Differs from Memory Management as it may not bring the entire program into physical memory at one time.
Overview
Virtual memory is the separation of logical memory from physical memory. This allows for a few key things.
- Virtual memory allows for processes to start running without being entirely loaded into memory.
- Logical address space to be larger than physical address space.
- Address spaces to be shared by several processes.
- More efficient process creation.
- Faster program startup.
- More programs can reside in memory at the same time.
Virtual Address Space
Virtual address space allows for only parts of the program be loaded at a time. This is useful as certain functions or "holes" in the program, i.e. empty heap/stack space, may not be used immediately, or often.
This also allows for shared memory similar to Memory Management#Shared Pages. This can be used to implement some of the following.
- Shared read-only libraries
- Shared memory for IPC
- Parent and child processes can share pages when
fork()
is used
Demand Paging
Only bring a page into memory when needed.
- Less I/O needed
- Less physical memory needed
- Faster response/startup
- Allows a logical address space > physical address space
- More applications in memory
- Greater degree of multiprogramming
- Higher CPU utilization and throughput due to the larger number of processes in memory
Some drawbacks of demand paging include:
- Increase in later individual memory access times
- Potential for over-allocation of physical memory
- This is where #Page Replacement comes in
A Lazy Swapper never swaps a page into memory unless needed.
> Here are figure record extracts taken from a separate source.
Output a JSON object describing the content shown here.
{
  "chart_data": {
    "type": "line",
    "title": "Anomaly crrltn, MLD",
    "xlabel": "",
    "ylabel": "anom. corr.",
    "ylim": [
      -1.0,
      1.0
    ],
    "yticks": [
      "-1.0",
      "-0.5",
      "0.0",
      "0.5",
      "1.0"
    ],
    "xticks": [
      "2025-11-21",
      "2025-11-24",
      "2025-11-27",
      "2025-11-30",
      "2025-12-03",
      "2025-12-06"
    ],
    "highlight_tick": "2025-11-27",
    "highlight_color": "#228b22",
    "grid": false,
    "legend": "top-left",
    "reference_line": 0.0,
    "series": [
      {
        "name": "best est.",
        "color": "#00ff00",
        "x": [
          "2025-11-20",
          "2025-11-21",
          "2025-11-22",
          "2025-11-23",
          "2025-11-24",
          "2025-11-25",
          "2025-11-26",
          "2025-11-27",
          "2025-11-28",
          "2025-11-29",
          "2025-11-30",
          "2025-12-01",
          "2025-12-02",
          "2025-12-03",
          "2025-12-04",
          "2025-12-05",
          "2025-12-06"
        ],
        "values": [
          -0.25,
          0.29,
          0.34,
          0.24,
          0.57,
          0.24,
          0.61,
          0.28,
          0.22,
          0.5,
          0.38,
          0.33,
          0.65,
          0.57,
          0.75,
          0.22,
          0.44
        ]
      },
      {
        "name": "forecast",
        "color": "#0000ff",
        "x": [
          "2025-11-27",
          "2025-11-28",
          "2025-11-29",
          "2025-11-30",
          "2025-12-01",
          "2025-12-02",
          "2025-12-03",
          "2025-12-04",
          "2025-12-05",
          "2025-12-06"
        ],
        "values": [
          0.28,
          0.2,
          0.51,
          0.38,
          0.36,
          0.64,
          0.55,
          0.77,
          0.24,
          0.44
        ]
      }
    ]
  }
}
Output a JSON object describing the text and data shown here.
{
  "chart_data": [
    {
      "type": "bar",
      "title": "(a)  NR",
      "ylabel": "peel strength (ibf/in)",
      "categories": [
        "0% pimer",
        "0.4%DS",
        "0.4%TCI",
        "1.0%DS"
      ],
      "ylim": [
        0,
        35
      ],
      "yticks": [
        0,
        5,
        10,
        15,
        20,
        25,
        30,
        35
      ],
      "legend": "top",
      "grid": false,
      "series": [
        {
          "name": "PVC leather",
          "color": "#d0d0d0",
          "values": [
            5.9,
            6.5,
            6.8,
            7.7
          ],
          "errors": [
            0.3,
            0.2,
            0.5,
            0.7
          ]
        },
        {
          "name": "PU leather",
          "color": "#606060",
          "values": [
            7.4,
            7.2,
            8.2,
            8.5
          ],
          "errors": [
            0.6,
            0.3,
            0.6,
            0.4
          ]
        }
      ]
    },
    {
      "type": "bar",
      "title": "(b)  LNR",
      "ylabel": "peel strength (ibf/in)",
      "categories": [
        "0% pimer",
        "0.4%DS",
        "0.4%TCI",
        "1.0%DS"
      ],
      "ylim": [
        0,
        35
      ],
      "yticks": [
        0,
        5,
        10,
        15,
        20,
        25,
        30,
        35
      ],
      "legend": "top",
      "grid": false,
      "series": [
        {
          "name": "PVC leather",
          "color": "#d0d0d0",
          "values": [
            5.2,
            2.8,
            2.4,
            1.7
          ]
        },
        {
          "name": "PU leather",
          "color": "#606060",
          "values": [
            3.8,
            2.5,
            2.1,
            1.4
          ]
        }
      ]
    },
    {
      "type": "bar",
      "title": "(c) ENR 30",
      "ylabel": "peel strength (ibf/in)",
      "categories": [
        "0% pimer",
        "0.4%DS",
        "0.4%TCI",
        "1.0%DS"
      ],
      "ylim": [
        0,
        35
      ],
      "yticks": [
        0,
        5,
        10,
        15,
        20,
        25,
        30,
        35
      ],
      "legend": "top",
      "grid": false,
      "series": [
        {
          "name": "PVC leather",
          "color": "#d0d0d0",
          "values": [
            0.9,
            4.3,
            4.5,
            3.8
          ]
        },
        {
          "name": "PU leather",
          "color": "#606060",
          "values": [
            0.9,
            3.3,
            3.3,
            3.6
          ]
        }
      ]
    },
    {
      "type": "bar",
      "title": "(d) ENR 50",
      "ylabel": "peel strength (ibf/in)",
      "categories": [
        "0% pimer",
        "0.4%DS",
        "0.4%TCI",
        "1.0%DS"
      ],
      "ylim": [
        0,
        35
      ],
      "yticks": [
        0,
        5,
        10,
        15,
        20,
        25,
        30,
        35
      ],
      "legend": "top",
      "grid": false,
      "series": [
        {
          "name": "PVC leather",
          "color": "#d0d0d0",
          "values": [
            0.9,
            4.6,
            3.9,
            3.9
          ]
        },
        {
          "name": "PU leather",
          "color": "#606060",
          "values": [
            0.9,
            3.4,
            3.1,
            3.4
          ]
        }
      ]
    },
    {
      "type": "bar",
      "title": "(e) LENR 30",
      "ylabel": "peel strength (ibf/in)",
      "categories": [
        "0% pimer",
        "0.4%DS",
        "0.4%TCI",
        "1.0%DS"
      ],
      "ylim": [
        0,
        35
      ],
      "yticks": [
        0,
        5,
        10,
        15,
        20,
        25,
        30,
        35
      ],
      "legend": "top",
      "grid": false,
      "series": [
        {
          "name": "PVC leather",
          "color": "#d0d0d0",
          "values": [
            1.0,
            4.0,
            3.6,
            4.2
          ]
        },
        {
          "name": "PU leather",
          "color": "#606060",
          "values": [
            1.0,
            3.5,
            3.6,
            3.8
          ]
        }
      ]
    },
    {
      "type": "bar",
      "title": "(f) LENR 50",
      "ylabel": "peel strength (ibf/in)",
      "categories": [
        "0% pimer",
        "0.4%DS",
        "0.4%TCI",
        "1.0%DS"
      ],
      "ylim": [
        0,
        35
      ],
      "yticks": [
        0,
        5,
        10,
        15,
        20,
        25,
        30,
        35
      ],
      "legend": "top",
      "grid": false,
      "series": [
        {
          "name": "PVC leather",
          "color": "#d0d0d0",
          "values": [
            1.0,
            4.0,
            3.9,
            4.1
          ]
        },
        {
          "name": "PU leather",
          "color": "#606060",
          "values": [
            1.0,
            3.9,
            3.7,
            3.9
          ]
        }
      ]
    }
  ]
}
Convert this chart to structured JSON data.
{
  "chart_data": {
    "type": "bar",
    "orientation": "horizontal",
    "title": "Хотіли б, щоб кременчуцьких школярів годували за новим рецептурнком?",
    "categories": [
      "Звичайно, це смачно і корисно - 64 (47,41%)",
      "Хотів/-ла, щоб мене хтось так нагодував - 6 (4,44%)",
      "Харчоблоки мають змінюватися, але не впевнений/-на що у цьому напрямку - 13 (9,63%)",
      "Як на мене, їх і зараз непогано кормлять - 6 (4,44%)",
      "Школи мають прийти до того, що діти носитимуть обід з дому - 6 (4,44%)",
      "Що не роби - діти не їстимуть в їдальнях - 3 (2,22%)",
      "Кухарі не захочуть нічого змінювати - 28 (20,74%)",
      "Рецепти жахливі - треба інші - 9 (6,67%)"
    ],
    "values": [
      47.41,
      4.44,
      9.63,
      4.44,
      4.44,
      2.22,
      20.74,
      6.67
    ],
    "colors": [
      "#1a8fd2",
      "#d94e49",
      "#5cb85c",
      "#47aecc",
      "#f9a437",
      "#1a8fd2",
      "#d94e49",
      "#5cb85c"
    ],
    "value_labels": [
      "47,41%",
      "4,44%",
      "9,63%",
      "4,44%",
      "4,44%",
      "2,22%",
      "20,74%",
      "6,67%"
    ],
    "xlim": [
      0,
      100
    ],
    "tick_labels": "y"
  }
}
Demand paging has a large overhead. It increases the Effective Access Time (EAT).
Valid-Invalid Bit
Unlike with the use of valid-invalid bits in Memory Management#Memory Protection, the valid-invalid bits for virtual memory mark if a page is/isn't in physical memory respectively.
v
indicates the page('s frame) is in memoryi
indicates the page('s frame) is not in memory
i
can indicate one of two things:
- The page is not a part of the logical address space at all
- The page has not yet been put into physical memory
Generally however, it means there is no mapping from a logical page to a physical frame.
All entries in a page table are set to i
by default. If an address translation occurs and the valid-invalid bit is set to i
, this cases a page fault.
## Page Faults
Page faults are exceptions. It can be a trap that sends an interrupt to the OS which then decides what to do. Usually this leads to #Page Replacement.
Page Replacement
If currently active processes reference more pages than room in physical memory, pages from active processes may need to be replaced.
Page replacement is needed when a page fault occurs, and there are no free frames to allocate.
The basic steps of page replacement are as follows:
- Find the location of the desired page on disk
- Find a free (victim) frame
- If there is a free frame, use it
- If there is no free frame, use a #Page Replacement Algorithms to find one
- Bring the desired page into the (newly) free frame and update page and frame tables
- Restart the instruction
- Using a modify bit with each frame
- Only copy the replacement page to memory if modified
Ideally the victim frame is a frame that is not currently in use or used very often. This can be approximated by some #Page Replacement Algorithms.
Page Replacement Algorithms
The goal of these algorithms are to get the lowest page fault rate. We don't want to victimize a page that is (frequently) in use.
Evaluation be done with simulation on a particular string of memory page references. Alternatively it can be done by computing the number of page faults on the reference string.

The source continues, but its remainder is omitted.